Bądź obecny: Mieszanie
wody z winem było zwyczajem praktykowanym przy ucztach w starożytności. W
liturgii nabrało znaczenia symbolicznego. Wino oznacza Chrystusa, woda ludzi.
Zmieszanie wody z winem oznacza całkowite zjednoczenie ludzi z Chrystusem –
Odkupicielem.
ZŁOŻENIE
KIELICHA Z WINEM NA OŁTARZU
Otwórz oczy: Wino
do Eucharystii powinno być z winnego krzewu, naturalne, czyste, bez
jakichkolwiek dodatków. Ze względów praktycznych używa się na ogół wina białego
(bo nie plami). Kapłan wypowiada modlitwę: „Błogosławiony jesteś, Panie, Boże
wszechświata, bo dzięki Twojej hojności otrzymaliśmy wino, które jest owocem
winnego krzewu i pracy rąk ludzkich; Tobie je przynosimy, aby stało się dla nas
napojem duchowym”.
Bądź obecny: Wino,
podobnie jak chleb, jest owocem współpracy Stwórcy i człowieka. Jest napojem
nie tylko gaszącym pragnienie, ale – jak mówi Pismo Święte – „rozweselającym
serce człowieka”. To napój radości, świętowania we wspólnocie. Wraz z winem
ofiaruj Bogu swoje radości i oddaj pragnienia: tęsknotę za autentyczną
wspólnotą, za życiem wolnym od trosk.
OBMYCIE
RĄK KAPŁANA
Otwórz oczy: Kapłan
pochyla się przed ołtarzem i odmawia modlitwę pokornej prośby, by Bóg przyjął
przyniesione dary. Potem może nastąpić okadzenie. Celebrans z boku ołtarza
umywa ręce, mówiąc: „Obmyj mnie, Panie, z mojej winy i oczyść mnie z grzechu
mojego”. Umycie miało kiedyś znaczenie praktyczne. Kapłan odbierał materialne
dary (np. płody ziemi) i dlatego potrzebował umycia dłoni. Teraz jest symbolem.
Bądź obecny: Rękami
pracujemy. Obmywanie dłoni jest obmywaniem uczynków. Ręce kapłana staną się
dłońmi Chrystusa. To ON jest prawdziwym Kapłanem, który składa na ołtarzu
ofiarę Ojcu. Złóż swoje zabrudzone dłonie w dłonie Jezusa. On pomoże Ci wznieść
je do Ojca.
MODLITWA
NAD DARAMI
Otwórz oczy: Kapłan
zwraca się do wiernych z prośbą: „Módlcie się, aby moją i Waszą ofiarę przyjął
Bóg, Ojciec Wszechmogący”. Odpowiedź zgromadzenia jest formą błogosławieństwa,
które wierni wypowiadają nad kapłanem: „Niech Pan przyjmie Ofiarę z rąk twoich
na cześć i chwałę swojego imienia, a także na pożytek nasz i całego Kościoła
świętego”. Przygotowanie darów kończy modlitwa kapłana, która pokazuje duchowy
sens tego, co się stało. Jest podsumowaniem i zarazem pomostem do modlitwy
eucharystycznej, która zaraz się rozpocznie.
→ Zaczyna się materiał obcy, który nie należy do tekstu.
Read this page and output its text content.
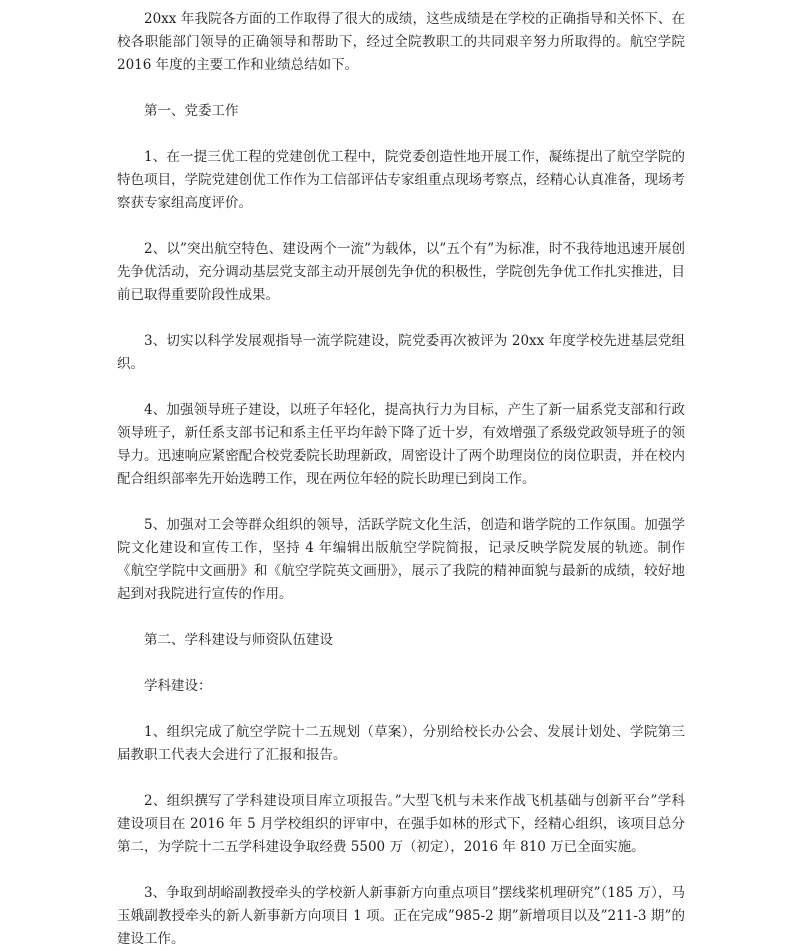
20xx 年我院各方面的工作取得了很大的成绩，这些成绩是在学校的正确指导和关怀下、在校各职能部门领导的正确领导和帮助下，经过全院教职工的共同艰辛努力所取得的。航空学院 2016 年度的主要工作和业绩总结如下。

第一、党委工作

1、在一提三优工程的党建创优工程中，院党委创造性地开展工作，凝练提出了航空学院的特色项目，学院党建创优工作作为工信部评估专家组重点现场考察点，经精心认真准备，现场考察获专家组高度评价。

2、以”突出航空特色、建设两个一流”为载体，以”五个有”为标准，时不我待地迅速开展创先争优活动，充分调动基层党支部主动开展创先争优的积极性，学院创先争优工作扎实推进，目前已取得重要阶段性成果。

3、切实以科学发展观指导一流学院建设，院党委再次被评为 20xx 年度学校先进基层党组织。

4、加强领导班子建设，以班子年轻化，提高执行力为目标，产生了新一届系党支部和行政领导班子，新任系支部书记和系主任平均年龄下降了近十岁，有效增强了系级党政领导班子的领导力。迅速响应紧密配合校党委院长助理新政，周密设计了两个助理岗位的岗位职责，并在校内配合组织部率先开始选聘工作，现在两位年轻的院长助理已到岗工作。

5、加强对工会等群众组织的领导，活跃学院文化生活，创造和谐学院的工作氛围。加强学院文化建设和宣传工作，坚持 4 年编辑出版航空学院简报，记录反映学院发展的轨迹。制作《航空学院中文画册》和《航空学院英文画册》，展示了我院的精神面貌与最新的成绩，较好地起到对我院进行宣传的作用。

第二、学科建设与师资队伍建设

学科建设：

1、组织完成了航空学院十二五规划（草案），分别给校长办公会、发展计划处、学院第三届教职工代表大会进行了汇报和报告。

2、组织撰写了学科建设项目库立项报告。”大型飞机与未来作战飞机基础与创新平台”学科建设项目在 2016 年 5 月学校组织的评审中，在强手如林的形式下，经精心组织，该项目总分第二，为学院十二五学科建设争取经费 5500 万（初定），2016 年 810 万已全面实施。

3、争取到胡峪副教授牵头的学校新人新事新方向重点项目”摆线桨机理研究”（185 万），马玉娥副教授牵头的新人新事新方向项目 1 项。正在完成”985-2 期”新增项目以及”211-3 期”的建设工作。
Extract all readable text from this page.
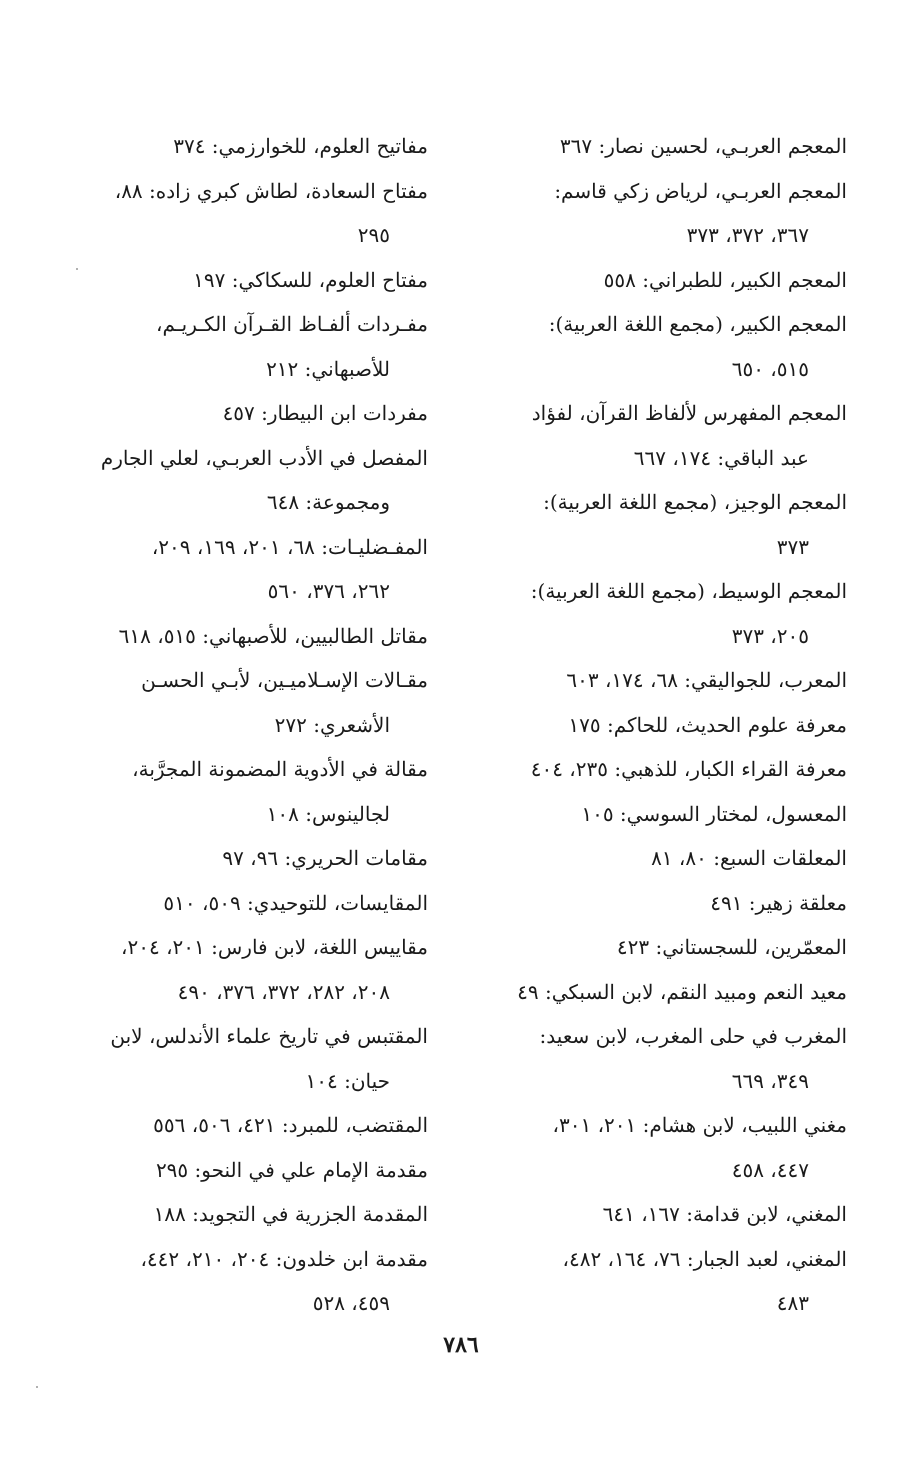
المعجم العربـي، لحسين نصار: ٣٦٧
المعجم العربـي، لرياض زكي قاسم:

٣٦٧، ٣٧٢، ٣٧٣
المعجم الكبير، للطبراني: ٥٥٨
المعجم الكبير، (مجمع اللغة العربية):

٥١٥، ٦٥٠
المعجم المفهرس لألفاظ القرآن، لفؤاد

عبد الباقي: ١٧٤، ٦٦٧
المعجم الوجيز، (مجمع اللغة العربية):

٣٧٣
المعجم الوسيط، (مجمع اللغة العربية):

٢٠٥، ٣٧٣
المعرب، للجواليقي: ٦٨، ١٧٤، ٦٠٣
معرفة علوم الحديث، للحاكم: ١٧٥
معرفة القراء الكبار، للذهبي: ٢٣٥، ٤٠٤
المعسول، لمختار السوسي: ١٠٥
المعلقات السبع: ٨٠، ٨١
معلقة زهير: ٤٩١
المعمّرين، للسجستاني: ٤٢٣
معيد النعم ومبيد النقم، لابن السبكي: ٤٩
المغرب في حلى المغرب، لابن سعيد:

٣٤٩، ٦٦٩
مغني اللبيب، لابن هشام: ٢٠١، ٣٠١،

٤٤٧، ٤٥٨
المغني، لابن قدامة: ١٦٧، ٦٤١
المغني، لعبد الجبار: ٧٦، ١٦٤، ٤٨٢،

٤٨٣
مفاتيح العلوم، للخوارزمي: ٣٧٤
مفتاح السعادة، لطاش كبري زاده: ٨٨،

٢٩٥
مفتاح العلوم، للسكاكي: ١٩٧
مفـردات ألفـاظ القـرآن الكـريـم،

للأصبهاني: ٢١٢
مفردات ابن البيطار: ٤٥٧
المفصل في الأدب العربـي، لعلي الجارم

ومجموعة: ٦٤٨
المفـضليـات: ٦٨، ٢٠١، ١٦٩، ٢٠٩،

٢٦٢، ٣٧٦، ٥٦٠
مقاتل الطالبيين، للأصبهاني: ٥١٥، ٦١٨
مقـالات الإسـلاميـين، لأبـي الحسـن

الأشعري: ٢٧٢
مقالة في الأدوية المضمونة المجرَّبة،

لجالينوس: ١٠٨
مقامات الحريري: ٩٦، ٩٧
المقايسات، للتوحيدي: ٥٠٩، ٥١٠
مقاييس اللغة، لابن فارس: ٢٠١، ٢٠٤،

٢٠٨، ٢٨٢، ٣٧٢، ٣٧٦، ٤٩٠
المقتبس في تاريخ علماء الأندلس، لابن

حيان: ١٠٤
المقتضب، للمبرد: ٤٢١، ٥٠٦، ٥٥٦
مقدمة الإمام علي في النحو: ٢٩٥
المقدمة الجزرية في التجويد: ١٨٨
مقدمة ابن خلدون: ٢٠٤، ٢١٠، ٤٤٢،

٤٥٩، ٥٢٨
٧٨٦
Bądź obecny: Moją ofiarą jest życie,
które od Boga pochodzi i do Niego wraca. Wszystkie indywidualne dary zostają
włączone w jedną ofiarę Chrystusa, składaną Bogu przez ręce kapłana. Niech
Twoje „Amen” oznacza: tak, chcę być darem, składam moje życie na ołtarzu. Nie
zatrzymuj nic dla siebie. Nie musisz się bać. Bóg chce Twoje życie oczyścić,
przeistoczyć, pomnożyć.
MODLITWA EUCHARYSTYCZNA
NAJWAŻNIEJSZA
MODLITWA KOŚCIOŁA
Otwórz oczy: Podczas
modlitwy eucharystycznej dokonuje się cud Przeistoczenia. Chrystus staje się
obecny dla nas pod postaciami chleba i wina. Co więcej, zostają uobecnione
wydarzenia, które przyniosły nam zbawienie: męka, śmierć, zmartwychwstanie,
wniebowstąpienie Jezusa oraz zesłanie Ducha Świętego. Na Wschodzie tę modlitwę
nazywa się „anaforą”, co oznacza wznoszenie ku górze. Na Zachodzie określa się
ją czasem słowem „kanon”. Ta nazwa pochodzi stąd, że od końca IV wieku do
Soboru Watykańskiego II używano tylko jednej modlitwy eucharystycznej, zwanej
kanonem rzymskim. Aktualnie posługujemy się kilkoma modlitwami
eucharystycznymi. Trzy z nich są przeznaczone na Msze św. z udziałem dzieci.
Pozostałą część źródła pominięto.